Many top tech CEOs and investors, or "thought leaders," tweet less than once per day, according to Jeremy Waite, head of digital strategy at Salesforce.
Waite discovered this fact after analyzing the Twitter habits of the top 100 most-wanted speakers on the tech conference circuit, as identified by conference software company Bizzabo.
Waite published his findings in an insightful post on his Tumblr.
It might be argued that these professionals — from LinkedIn CEO Jeff Weiner to Microsoft CEO Satya Nadella — are too busy to Tweet.
But all the same, the lost opportunity must be kept in mind, Waite writes.
The top 20 leaders on Bizzabo's most-wanted speaker list average 850,000 Twitter followers. They are able to reach tens of thousands or hundreds of thousands of people with their tweeted messages and opinions. Over the course of the month, that can really add up in terms of "impressions," or tweet views. A modest number of additional tweets per month can translate to exponentially more views.

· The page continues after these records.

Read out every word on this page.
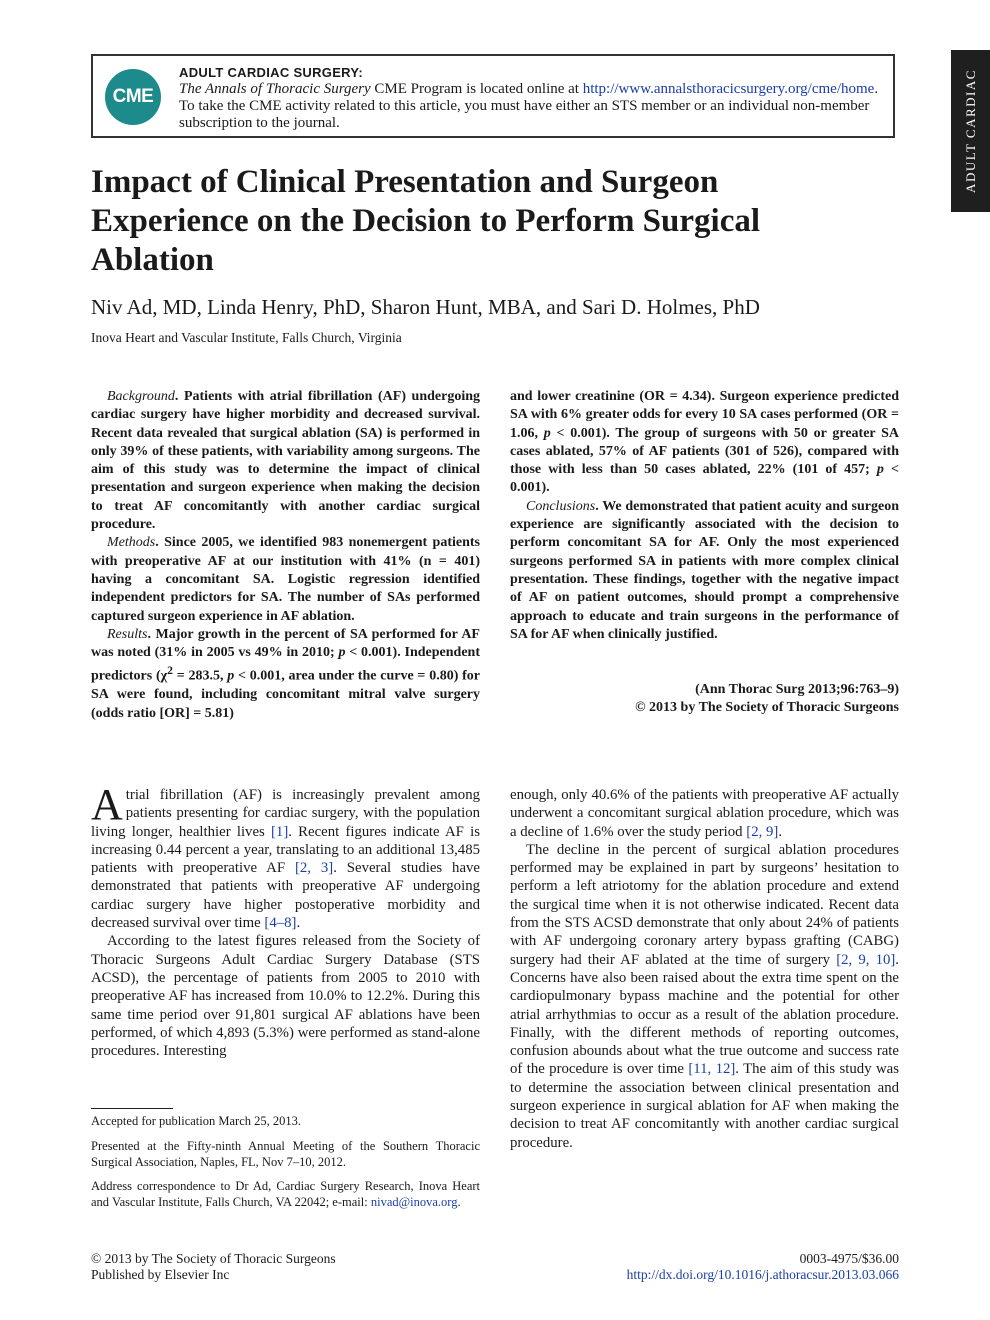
ADULT CARDIAC
CME
ADULT CARDIAC SURGERY:
The Annals of Thoracic Surgery CME Program is located online at http://www.annalsthoracicsurgery.org/cme/home. To take the CME activity related to this article, you must have either an STS member or an individual non-member subscription to the journal.
Impact of Clinical Presentation and Surgeon Experience on the Decision to Perform Surgical Ablation
Niv Ad, MD, Linda Henry, PhD, Sharon Hunt, MBA, and Sari D. Holmes, PhD
Inova Heart and Vascular Institute, Falls Church, Virginia

Background. Patients with atrial fibrillation (AF) undergoing cardiac surgery have higher morbidity and decreased survival. Recent data revealed that surgical ablation (SA) is performed in only 39% of these patients, with variability among surgeons. The aim of this study was to determine the impact of clinical presentation and surgeon experience when making the decision to treat AF concomitantly with another cardiac surgical procedure.

Methods. Since 2005, we identified 983 nonemergent patients with preoperative AF at our institution with 41% (n = 401) having a concomitant SA. Logistic regression identified independent predictors for SA. The number of SAs performed captured surgeon experience in AF ablation.

Results. Major growth in the percent of SA performed for AF was noted (31% in 2005 vs 49% in 2010; p < 0.001). Independent predictors ($\chi^2 = 283.5$, p < 0.001, area under the curve = 0.80) for SA were found, including concomitant mitral valve surgery (odds ratio [OR] = 5.81)

and lower creatinine (OR = 4.34). Surgeon experience predicted SA with 6% greater odds for every 10 SA cases performed (OR = 1.06, p < 0.001). The group of surgeons with 50 or greater SA cases ablated, 57% of AF patients (301 of 526), compared with those with less than 50 cases ablated, 22% (101 of 457; p < 0.001).

Conclusions. We demonstrated that patient acuity and surgeon experience are significantly associated with the decision to perform concomitant SA for AF. Only the most experienced surgeons performed SA in patients with more complex clinical presentation. These findings, together with the negative impact of AF on patient outcomes, should prompt a comprehensive approach to educate and train surgeons in the performance of SA for AF when clinically justified.

(Ann Thorac Surg 2013;96:763–9)
© 2013 by The Society of Thoracic Surgeons

Atrial fibrillation (AF) is increasingly prevalent among patients presenting for cardiac surgery, with the population living longer, healthier lives [1]. Recent figures indicate AF is increasing 0.44 percent a year, translating to an additional 13,485 patients with preoperative AF [2, 3]. Several studies have demonstrated that patients with preoperative AF undergoing cardiac surgery have higher postoperative morbidity and decreased survival over time [4–8].

According to the latest figures released from the Society of Thoracic Surgeons Adult Cardiac Surgery Database (STS ACSD), the percentage of patients from 2005 to 2010 with preoperative AF has increased from 10.0% to 12.2%. During this same time period over 91,801 surgical AF ablations have been performed, of which 4,893 (5.3%) were performed as stand-alone procedures. Interesting

enough, only 40.6% of the patients with preoperative AF actually underwent a concomitant surgical ablation procedure, which was a decline of 1.6% over the study period [2, 9].

The decline in the percent of surgical ablation procedures performed may be explained in part by surgeons’ hesitation to perform a left atriotomy for the ablation procedure and extend the surgical time when it is not otherwise indicated. Recent data from the STS ACSD demonstrate that only about 24% of patients with AF undergoing coronary artery bypass grafting (CABG) surgery had their AF ablated at the time of surgery [2, 9, 10]. Concerns have also been raised about the extra time spent on the cardiopulmonary bypass machine and the potential for other atrial arrhythmias to occur as a result of the ablation procedure. Finally, with the different methods of reporting outcomes, confusion abounds about what the true outcome and success rate of the procedure is over time [11, 12]. The aim of this study was to determine the association between clinical presentation and surgeon experience in surgical ablation for AF when making the decision to treat AF concomitantly with another cardiac surgical procedure.

Accepted for publication March 25, 2013.

Presented at the Fifty-ninth Annual Meeting of the Southern Thoracic Surgical Association, Naples, FL, Nov 7–10, 2012.

Address correspondence to Dr Ad, Cardiac Surgery Research, Inova Heart and Vascular Institute, Falls Church, VA 22042; e-mail: nivad@inova.org.

© 2013 by The Society of Thoracic Surgeons
Published by Elsevier Inc
0003-4975/$36.00
http://dx.doi.org/10.1016/j.athoracsur.2013.03.066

Here are some takeaways from further calculations we made using Waite's data:
- Facebook COO Sheryl Sandberg has roughly four times the followers that Tumblr founder David Karp has, but Karp generates about 274,000 monthly impressions on Twitter while Sandberg only generates 8,000. The difference is that David Karp tweets about once a day, and Sandberg tweets only once every ten days or so. Sandberg is leaving hundreds of thousands of impressions on the table.
- Yahoo CEO Marissa Mayer is also missing out. She tweets less than once per day, and with about 550,000 followers (more than four times the followers of Sheryl Sandberg) any additional tweets she sent out would exponentially increase her current 2.2 million monthly impressions on Twitter. (Tesla CEO Elon Musk has a similar number of followers and tweets even less than Mayer.)
- Just as a point of reference, prolific tweeter Virgin Group founder Richard Branson is racking up about 129 million monthly impressions.
Arguably, this is a massive lost opportunity for these executives and for companies like Facebook, Tesla, and Yahoo (and for the causes they adopt, like universal Internet access or space travel).
As Waite argues, "Sheryl could encourage thousands more female leaders to 'Lean in.'"
The next chart shows each tech leader's average number of daily tweets (Waite pulled data on each user for up to the last 3,200 tweets).
Eleven tech "thought leaders" tweeted less than once daily as of March 2014.
Click here for all the charts and data in Excel.
The chart below shows the monthly impressions earned on Twitter by the top 20 Bizzabo-ranked tech thought leaders. There's an obvious long tail of prominent tech personalities that are not maximizing their potential.
Note: We calculated a rough estimate for monthly Twitter impressions by assuming that 20% of followers will see a given tweet (Waite's rule of thumb), excluded retweets, and calculated the number of tweets in a month by multiplying the user's average number of daily tweets by 30.
The final chart below illustrates just how much potential there is for tech leaders willing to invest just a bit more time on Twitter.
It shows estimated monthly impressions also, but based on the number of impressions seen by a single Twitter follower on average. It's not as distorted as the previous chart showing total impressions, which can more easily be dominated by someone with a massive number of followers.
Some tech leaders with fewer followers are better at squeezing more impressions out of their Twitter audience by tweeting more. Brian Solis, principal at Altimeter Group, tweets an average 10 times a day and is tops in the impressions per-follower metric.
Solis has only just over 200,000 followers, twelfth among the top twenty "thought leaders," yet he nonetheless manages to reach the sixth spot for monthly Twitter impressions, and the top spot for Twitter impressions per follower.
The lessons from this analysis might be extended to any industry. An obvious marketing problem on social media is that social media is about people. No matter how popular a brand page might get, it will always feel more natural on social media for people to follow other human beings — not brands.
CEOs and other executives will tend to be better spokespeople for brands than faceless company pages or accounts.